On Jun 12, 2013, at 4:24 PM, "Jóhann B. Guðmundsson" <johan...@gmail.com> wrote:

> On 06/12/2013 02:38 AM, Adam Williamson wrote:
>>> 
>> I can kinda see Johann's point, which is that - since most dual boot
>> installs will require a resize - if we don't 'support' resize, we're
>> really not 'supporting' dual boot installs. He's not wrong.
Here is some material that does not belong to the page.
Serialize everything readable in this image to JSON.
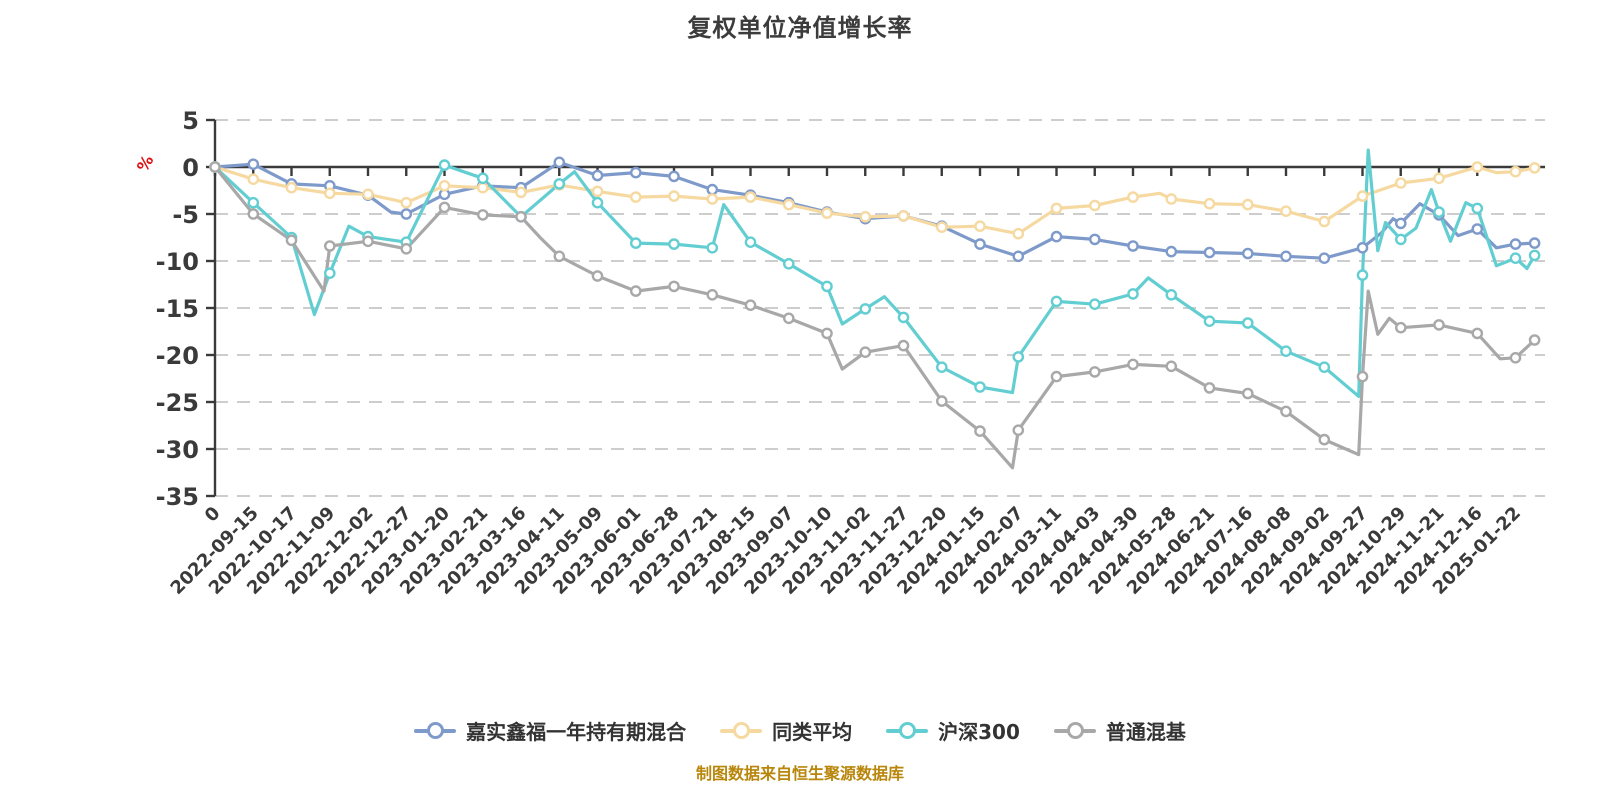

But overall,
>> I think it's worthwhile having the criterion to ensure that, as cmurf
>> said, we at least make sure we get the bootloader stuff right at release
>> time.
> 
> Yeah that was my point.
> 
> If we are going to support dual boot we should do so fully ( 
> freespace/resize/boot loader entries windows/linux linux/windows linux/linux )
> 
> If we are not or simply cant ( we should be able to at least support dual 
> booting linux/linux ) we should not have it in the criteria ( but still could 
> perform the tests )

In this increasingly hypothetical "file system resizing induced data loss", 
which as far as I know isn't even happening to anybody, the criterion acts as a 
"do no harm" policy to prevent such a distribution from being released to the 
public.

It seems rather self evident that a major, respected distribution like Fedora 
could not possibly entertain the idea of offering NTFS resizing in the 
installer, with a data loss inducing defect. It doesn't matter if the defect is 
ntfs-3g, or anaconda, or some weird interaction between cats and photons. If 
such data loss is reproducible to even a minority of cases, it would be high 
order sabotage for such a release to be made public. Clearly it's a formality 
to have a criterion that effectively says "fix it or disable it" in such a 
case, but clearly those are the basic two resolutions to this hypothetical.

So this language being used about what isn't support, yet it's offered just 
doesn't work for me linguistically at all. It's a contradiction.